Inoltre, come anticipato, l’IA è destinata ad avere un enorme impatto sulle categorie logiche della proprietà intellettuale. Ci si chiede, quindi, a chi occorre attribuire i relativi diritti qualora l’invenzione in questione sia creata da un sistema di IA su incarico di un soggetto diverso dal proprietario dell’IA. Chi godrà dei relativi benefici economici, l’ente giuridico che ha scritto l’algoritmo o colui che detiene la titolarità della macchina? E, ancora, in caso di programma basato su una rete neurale, se non può essere l’IA l’“inventore”, tale qualifica spetta di diritto al programmatore o all’addestratore del sistema?
Un’altra sfida di particolare importanza nel campo delle invenzioni realizzate da IA concerne la delimitazione di ciò che è brevettabile e ciò che non lo è per mancanza di novità. Infatti, molte invenzioni delle IA coinvolgono l’utilizzo di algoritmi che, alle volte, possono essere difficili da distinguere rispetto a quelli che sono di pubblico dominio. Per sopperire a vuoti legislativi l’USPTO (United States Patent and Trademark Office) per esempio provvede alla costante pubblicazione di linee guida che possono aiutare meglio gli inventori in sede di tutela brevettuale. In mancanza di indicazioni più specifiche occorre comunque attenersi al dettato normativo: è necessario che l’invenzione sia nuova, implicante un’attività inventiva e suscettibile di applicazione industriale. Sussistendo tali presupposti nessun Ufficio può avere interesse a negare la concessione di un brevetto di IA, in ragione del fatto che lo sviluppo di sistemi di intelligenza artificiale oggi è essenziale per proteggere l’innovazione e per promuovere il progresso tecnologico.
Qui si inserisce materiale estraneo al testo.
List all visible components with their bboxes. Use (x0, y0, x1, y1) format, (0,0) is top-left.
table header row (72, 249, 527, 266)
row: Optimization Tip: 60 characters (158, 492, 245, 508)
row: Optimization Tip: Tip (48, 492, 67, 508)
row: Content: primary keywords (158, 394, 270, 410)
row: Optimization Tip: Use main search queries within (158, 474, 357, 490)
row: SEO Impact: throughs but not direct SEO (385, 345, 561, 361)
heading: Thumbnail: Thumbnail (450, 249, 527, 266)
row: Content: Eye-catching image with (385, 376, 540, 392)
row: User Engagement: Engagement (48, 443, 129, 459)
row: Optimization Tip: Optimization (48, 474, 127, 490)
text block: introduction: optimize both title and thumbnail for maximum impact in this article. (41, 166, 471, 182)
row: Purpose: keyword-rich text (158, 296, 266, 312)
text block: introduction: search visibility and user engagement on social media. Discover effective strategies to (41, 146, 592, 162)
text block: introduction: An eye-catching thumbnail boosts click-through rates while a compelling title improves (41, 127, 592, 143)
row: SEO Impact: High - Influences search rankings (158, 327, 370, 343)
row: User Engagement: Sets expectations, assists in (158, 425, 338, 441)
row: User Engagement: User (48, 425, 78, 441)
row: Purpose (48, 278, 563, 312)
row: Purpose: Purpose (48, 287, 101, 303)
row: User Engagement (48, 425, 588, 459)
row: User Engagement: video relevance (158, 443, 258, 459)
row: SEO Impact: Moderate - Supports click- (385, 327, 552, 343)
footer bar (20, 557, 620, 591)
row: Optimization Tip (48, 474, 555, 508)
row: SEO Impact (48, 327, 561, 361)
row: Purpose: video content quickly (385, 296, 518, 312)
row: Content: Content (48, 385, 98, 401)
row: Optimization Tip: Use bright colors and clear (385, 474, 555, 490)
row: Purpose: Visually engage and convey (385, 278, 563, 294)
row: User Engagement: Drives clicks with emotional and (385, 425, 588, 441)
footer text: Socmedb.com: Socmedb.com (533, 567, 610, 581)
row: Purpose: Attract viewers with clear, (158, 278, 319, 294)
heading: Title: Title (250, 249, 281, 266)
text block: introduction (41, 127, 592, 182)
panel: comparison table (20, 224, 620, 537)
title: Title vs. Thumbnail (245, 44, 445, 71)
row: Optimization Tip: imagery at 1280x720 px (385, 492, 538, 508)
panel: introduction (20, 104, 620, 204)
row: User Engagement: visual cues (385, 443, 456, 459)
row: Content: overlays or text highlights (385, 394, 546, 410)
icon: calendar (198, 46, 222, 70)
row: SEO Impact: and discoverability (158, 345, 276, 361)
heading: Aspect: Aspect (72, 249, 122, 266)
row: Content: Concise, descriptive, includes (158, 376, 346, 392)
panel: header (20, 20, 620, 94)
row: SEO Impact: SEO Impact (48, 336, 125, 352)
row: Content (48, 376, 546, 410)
Ad ogni modo, atteso l’elevatissimo numero di questioni giuridiche irrisolte in questa materia, la sfida futura consisterà nell’esaminare come le legislazioni dei vari paesi e la giurisprudenza faranno fronte a questo fenomeno dirompente.
Considerazioni
A monte di tutte le considerazioni di cui sopra, una risposta al quesito “l’IA può inventare?” può ravvisarsi nella definizione stessa di brevetto di cui all’art. 45 c.p.i. “invenzioni di ogni settore della tecnica, che sono nuove e che implicano attività inventiva e sono atte ad avere un’applicazione industriale”, quindi il brevetto altro non è che la soluzione ad un problema tecnico. Ma chi pone in essere il problema? La risposta è semplice: l’uomo. Dunque, così come un’IA oggi può essere in grado di realizzare in autonomia una sinfonia, un dipinto, o un testo musicale, in base all’apprendimento delle espressioni degli artisti, allo stesso modo la macchina è in grado di creare un oggetto brevettabile qualora venga alimentato da informazioni tecnico-scientifiche provenienti dall’uomo, il quale, quindi, non potrà che essere il soggetto di riferimento dell’invenzione. Infatti, l’uomo ha qualcosa che la macchina non potrà mai avere e che, per fortuna, rende l’essere umano insostituibile in ogni campo in cui l’IA è in grado di intromettersi: l’esperienza. Mentre l’uomo elabora esperienze, l’IA riconosce dati o elabora esperienze trasmessegli dall’uomo.